Choir performs as gift to community

St. Bonosa director says light in eyes of singers communicates hope

By RENEE FITE
Special Writer

TAHLEQUAH — Some may believe they’re hearing angels sing when the 25-voice St. Bonosa Choir shares the sounds of Christmas with three communities over the next few days.

The Hulbert-based choir of teen and young adult singers will give free performances of a cappella carols from around the globe and across the centuries – from Spain in the 1600s to the modern-day Caribbean.

The choir, from a Catholic parish affiliated with Our Lady of Clear Creek Abby, offers variety by singing in different languages. The vocalists make it sound easy, but they’ve worked hours to achieve correct pronunciation, said Director Maria Gerber.

This season’s program includes American and British carols, as well as pieces in Latin, Swedish and French.

“This concert is our gift from the hearts,” said Gerber.

The choir has been performing for five years, but this is the first year to reach out to a larger audience.

“There are many musically gifted people in our church,” Gerber said. “When I relocated to the area, my gifts came into place and were called upon.”

Gerber has studied instrumental and choral music all of her life.

“The choir members’ energy and their dedication really transfers into communicating hope to the listeners,” she said. “The youngest member is 12. I enjoy their willingness to pull together to produce something beautiful.”

Welsh is the toughest language to deal with

Twice a week, the choir members practice together. Several veteran women singers agree the hardest language they’ve had to adapt to is Welsh.

“The choir members say they find it intellectually stimulating to sing in various languages,” said Gerber. “Singing for an audience is all about communication; therefore, this choir performs without music.”

To memorize the carols, singers practice every day with rehearsal CDs.

“Singing without music in their hands better enables the choir to stand tall, watch the director, express how they feel about the texts, and occasionally even look out into the eyes of their listeners,” said Gerber. “For a young singer, a moment of eye contact with a supportive parent, a friend, or even the stranger can be very touching, very positive, very human. In turn, audiences enjoy seeing the choristers’ enthusiasm and their focus; they can tell that these youth have thought about what they’re singing. The light in their eyes communicates hope.”

Over the course of a few years’ learning, the singers have been able to perform more sophisticated carols, Gerber said. Although most selections are performed a cappella, a few instruments add to the flavor of carols this year – a folk guitar, recorders and small percussion.

“People comment that they think St. Bonosa Christmas Choir couldn’t possibly get any better, but every year, the higher I raise the bar, the more these musicians strive for excellence,” Gerber said.

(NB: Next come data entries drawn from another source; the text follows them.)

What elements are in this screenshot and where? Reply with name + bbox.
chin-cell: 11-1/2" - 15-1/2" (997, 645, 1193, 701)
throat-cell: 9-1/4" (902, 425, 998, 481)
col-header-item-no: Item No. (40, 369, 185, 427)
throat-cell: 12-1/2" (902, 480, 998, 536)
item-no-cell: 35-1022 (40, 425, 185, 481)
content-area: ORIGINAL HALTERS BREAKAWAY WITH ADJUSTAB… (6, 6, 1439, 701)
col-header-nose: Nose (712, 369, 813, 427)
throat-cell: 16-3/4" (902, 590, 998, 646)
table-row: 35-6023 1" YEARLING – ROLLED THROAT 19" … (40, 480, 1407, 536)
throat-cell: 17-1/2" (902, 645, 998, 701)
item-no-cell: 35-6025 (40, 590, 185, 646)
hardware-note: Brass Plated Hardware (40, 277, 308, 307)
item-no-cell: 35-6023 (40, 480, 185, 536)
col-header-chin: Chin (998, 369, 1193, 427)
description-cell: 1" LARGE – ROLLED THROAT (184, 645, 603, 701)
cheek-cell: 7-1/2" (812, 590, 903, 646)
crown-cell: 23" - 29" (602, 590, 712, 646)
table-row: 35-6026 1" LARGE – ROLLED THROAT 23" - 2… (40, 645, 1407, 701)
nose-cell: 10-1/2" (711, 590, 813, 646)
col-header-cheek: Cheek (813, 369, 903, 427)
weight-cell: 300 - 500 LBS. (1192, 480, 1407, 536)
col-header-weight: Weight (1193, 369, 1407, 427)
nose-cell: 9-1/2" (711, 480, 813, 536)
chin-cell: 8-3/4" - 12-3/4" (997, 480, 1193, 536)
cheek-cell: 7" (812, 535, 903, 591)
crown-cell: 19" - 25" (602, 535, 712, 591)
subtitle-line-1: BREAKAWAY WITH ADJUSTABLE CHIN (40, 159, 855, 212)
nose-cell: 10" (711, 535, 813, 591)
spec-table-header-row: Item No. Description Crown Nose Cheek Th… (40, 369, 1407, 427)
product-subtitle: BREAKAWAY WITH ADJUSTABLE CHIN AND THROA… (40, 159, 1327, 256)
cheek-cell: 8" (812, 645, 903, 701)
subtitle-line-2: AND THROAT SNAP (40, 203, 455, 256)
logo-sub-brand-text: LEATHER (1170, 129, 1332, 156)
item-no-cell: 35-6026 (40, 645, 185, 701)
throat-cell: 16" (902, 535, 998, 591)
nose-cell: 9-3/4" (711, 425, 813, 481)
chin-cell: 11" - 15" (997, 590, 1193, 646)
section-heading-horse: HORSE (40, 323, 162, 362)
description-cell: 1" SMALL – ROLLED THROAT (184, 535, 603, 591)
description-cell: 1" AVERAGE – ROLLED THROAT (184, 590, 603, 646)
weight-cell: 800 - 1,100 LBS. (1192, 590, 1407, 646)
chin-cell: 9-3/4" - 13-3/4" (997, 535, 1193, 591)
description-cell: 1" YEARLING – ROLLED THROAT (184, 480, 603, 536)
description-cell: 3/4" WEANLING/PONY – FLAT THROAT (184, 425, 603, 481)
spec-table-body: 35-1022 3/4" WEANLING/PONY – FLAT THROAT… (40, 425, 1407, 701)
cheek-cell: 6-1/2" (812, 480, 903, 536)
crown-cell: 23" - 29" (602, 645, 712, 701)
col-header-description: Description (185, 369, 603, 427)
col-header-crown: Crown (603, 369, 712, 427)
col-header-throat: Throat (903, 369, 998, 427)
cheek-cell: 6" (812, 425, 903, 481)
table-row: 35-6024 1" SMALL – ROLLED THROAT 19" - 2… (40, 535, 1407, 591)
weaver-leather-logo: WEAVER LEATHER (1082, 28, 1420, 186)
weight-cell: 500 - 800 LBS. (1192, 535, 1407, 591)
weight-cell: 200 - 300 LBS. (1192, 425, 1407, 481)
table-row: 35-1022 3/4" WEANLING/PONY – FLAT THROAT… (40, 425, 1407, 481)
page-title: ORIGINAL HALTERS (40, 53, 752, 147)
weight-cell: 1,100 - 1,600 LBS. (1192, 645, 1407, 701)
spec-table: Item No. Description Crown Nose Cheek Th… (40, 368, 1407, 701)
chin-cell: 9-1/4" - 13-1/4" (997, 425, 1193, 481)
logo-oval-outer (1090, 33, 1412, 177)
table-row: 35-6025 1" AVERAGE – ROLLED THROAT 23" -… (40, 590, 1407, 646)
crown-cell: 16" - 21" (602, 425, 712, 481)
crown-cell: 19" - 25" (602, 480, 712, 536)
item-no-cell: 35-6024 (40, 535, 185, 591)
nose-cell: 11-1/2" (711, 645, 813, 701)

During a concert, with a short introduction by the director, it’s not difficult to perceive the message the group is sharing, Gerber said.

“Simply put, this choir just loves to sing together in almost any language,” she said.

Its first public performance this season was Sunday, Dec. 22, at Holy Cross Catholic Church, in Wagoner.

You're Invited

Two upcoming performances of St. Bonosa Choir will be Saturday, Dec. 28, 2:15 p.m. at Our Lady of Clear Creek Abbey, 5804 W. Monastery Road, Hulbert; and Sunday, Dec. 29, 2:30 p.m. at St. Brigid Catholic Church, 807 Crafton, Tahlequah.